State cracks down on felons getting welfare
LANSING — The Michigan departments of State Police and Human Services say they resolved 1,994 felony arrest warrants during a joint initiative to make sure felons don’t collect welfare.
State law bars some forms of public assistance to ex-cons.
The state said Monday that the departments ran the campaign in January and February.
It says state police cross-checked the names of individuals collecting public assistance against a database of outstanding felony warrants in order to make sure only those who are eligible are receiving public assistance.
Of the 4,562 matches, troopers cleared 800 felony arrest warrants. The state says 1,194 other felony arrest warrants were cleared by other law enforcement agencies or the wanted individual reported to authorities.
Foreign language may be de-emphasized
LANSING — Foreign language studies could be de-emphasized in Michigan under a bill that would drop it as a high school graduation requirement.
Supporters of the change say it would offer more flexibility for students who plan to bypass college for a technical career, The Detroit News reported Monday.
The bill sponsored by state Rep.
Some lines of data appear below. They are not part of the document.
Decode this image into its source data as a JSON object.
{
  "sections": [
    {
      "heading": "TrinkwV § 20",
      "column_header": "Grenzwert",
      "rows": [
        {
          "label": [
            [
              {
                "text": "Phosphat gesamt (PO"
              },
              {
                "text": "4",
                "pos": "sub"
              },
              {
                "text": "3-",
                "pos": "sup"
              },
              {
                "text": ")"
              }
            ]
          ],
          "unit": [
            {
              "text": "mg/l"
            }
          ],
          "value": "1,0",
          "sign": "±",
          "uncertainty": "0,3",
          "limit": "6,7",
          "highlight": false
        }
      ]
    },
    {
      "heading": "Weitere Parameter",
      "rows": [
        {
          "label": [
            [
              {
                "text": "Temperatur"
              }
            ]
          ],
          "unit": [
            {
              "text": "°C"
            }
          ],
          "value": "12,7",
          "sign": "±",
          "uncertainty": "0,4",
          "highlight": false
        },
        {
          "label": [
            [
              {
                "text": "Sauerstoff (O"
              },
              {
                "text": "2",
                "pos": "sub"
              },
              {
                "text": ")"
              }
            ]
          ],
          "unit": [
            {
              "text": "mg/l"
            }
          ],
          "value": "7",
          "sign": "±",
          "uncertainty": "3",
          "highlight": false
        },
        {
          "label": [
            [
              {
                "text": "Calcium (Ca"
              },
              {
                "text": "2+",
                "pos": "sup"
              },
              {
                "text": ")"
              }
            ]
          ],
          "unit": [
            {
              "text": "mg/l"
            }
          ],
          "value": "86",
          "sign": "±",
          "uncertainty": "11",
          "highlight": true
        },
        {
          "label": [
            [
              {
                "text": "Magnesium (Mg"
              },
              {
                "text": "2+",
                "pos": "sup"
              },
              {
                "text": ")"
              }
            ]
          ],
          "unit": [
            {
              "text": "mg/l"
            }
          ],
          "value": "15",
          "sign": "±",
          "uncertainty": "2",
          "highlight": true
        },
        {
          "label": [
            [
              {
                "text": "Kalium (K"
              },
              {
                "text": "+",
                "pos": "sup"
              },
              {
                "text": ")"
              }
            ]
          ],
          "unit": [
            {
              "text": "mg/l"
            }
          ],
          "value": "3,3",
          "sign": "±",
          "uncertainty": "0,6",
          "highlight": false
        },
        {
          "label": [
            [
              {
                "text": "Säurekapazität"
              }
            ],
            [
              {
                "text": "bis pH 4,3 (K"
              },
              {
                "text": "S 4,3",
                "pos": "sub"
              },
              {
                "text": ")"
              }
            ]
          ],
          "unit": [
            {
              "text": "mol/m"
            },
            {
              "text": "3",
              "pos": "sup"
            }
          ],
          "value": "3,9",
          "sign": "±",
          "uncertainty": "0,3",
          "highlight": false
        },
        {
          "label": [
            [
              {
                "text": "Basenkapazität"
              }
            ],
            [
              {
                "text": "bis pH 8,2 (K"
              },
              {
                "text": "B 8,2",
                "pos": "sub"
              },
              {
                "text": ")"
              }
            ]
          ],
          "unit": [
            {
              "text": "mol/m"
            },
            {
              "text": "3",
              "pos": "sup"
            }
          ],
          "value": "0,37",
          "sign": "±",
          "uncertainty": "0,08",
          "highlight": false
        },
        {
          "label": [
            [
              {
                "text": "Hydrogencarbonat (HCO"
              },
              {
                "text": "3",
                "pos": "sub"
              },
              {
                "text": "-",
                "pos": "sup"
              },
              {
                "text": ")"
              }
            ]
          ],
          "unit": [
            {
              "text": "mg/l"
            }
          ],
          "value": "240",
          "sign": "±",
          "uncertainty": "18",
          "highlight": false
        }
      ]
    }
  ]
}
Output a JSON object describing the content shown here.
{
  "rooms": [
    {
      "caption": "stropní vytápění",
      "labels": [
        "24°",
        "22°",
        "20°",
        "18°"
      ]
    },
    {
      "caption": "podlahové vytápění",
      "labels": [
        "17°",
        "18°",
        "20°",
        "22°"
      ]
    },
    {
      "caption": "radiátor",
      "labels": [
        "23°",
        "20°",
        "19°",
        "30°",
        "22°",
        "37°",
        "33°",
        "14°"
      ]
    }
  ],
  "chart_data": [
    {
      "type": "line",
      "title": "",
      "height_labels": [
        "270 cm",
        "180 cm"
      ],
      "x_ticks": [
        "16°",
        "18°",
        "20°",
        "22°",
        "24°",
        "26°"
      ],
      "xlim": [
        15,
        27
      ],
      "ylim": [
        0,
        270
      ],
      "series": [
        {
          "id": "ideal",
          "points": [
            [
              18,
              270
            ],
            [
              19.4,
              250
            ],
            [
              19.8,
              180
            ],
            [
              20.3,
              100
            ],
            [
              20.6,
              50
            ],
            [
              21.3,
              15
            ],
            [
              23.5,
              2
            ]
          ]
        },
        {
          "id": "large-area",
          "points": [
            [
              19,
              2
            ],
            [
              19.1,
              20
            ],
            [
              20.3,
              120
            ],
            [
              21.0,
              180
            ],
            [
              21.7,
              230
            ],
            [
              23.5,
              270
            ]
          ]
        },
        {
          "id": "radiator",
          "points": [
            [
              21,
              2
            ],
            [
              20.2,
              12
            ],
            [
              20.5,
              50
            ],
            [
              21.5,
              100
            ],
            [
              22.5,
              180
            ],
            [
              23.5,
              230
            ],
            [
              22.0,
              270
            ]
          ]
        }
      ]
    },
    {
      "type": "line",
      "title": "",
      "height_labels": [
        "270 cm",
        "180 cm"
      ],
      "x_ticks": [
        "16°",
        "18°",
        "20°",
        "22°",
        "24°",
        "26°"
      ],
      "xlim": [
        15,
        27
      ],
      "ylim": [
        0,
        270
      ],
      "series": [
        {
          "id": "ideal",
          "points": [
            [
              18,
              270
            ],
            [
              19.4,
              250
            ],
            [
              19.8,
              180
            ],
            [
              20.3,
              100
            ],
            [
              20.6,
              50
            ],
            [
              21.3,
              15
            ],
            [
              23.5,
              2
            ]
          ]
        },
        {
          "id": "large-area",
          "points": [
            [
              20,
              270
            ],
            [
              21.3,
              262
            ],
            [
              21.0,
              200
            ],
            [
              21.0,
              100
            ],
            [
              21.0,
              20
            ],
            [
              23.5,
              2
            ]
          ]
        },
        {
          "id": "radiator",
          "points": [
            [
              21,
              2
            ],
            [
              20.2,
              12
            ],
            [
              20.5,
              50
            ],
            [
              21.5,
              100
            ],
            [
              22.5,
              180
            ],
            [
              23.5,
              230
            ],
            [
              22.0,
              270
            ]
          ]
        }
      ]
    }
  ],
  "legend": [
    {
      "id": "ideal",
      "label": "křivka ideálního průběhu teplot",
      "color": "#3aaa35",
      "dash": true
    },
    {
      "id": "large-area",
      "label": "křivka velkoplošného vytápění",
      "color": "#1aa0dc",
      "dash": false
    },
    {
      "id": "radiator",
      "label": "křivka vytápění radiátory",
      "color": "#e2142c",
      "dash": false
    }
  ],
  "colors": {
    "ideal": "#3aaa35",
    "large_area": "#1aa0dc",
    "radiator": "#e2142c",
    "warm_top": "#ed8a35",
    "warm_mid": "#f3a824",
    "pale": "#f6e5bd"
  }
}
Phil Potvin, R-Cadillac, would allow students to meet Algebra 2 and foreign language requirements by including computer science instead. The bill is expected to be considered this year by the House Education Committee.
“Rep. Potvin continues to fully support the role that foreign language can play in the education of our students,” said Jamie Callahan, Potvin’s legislative director. “Many students in Michigan are looking to enter the skilled trades fields instead of going to college.
“Expanding ways to accomplish a student’s educational plan through greater flexibility in the graduation requirements will better prepare them for the next step in their journey.”
The Michigan Department of Education opposes the bill.
“Students, regardless of post-secondary plans, will benefit tremendously with at least one additional language to be competitive in the global marketplace,” spokesman Martin Ackley said.
Currently, students must take foreign language in grades nine through 12 to graduate. Starting with students who entered third grade in 2006, foreign language study counts in grades kindergarten through eight.
The possible change comes as some schools in Michigan offer a focus on bilingual education. Detroit Public Schools, for example, offers a program at the Foreign Language Immersion and Cultural Studies School. Its roughly 660 students learn Japanese, Chinese, Spanish and French.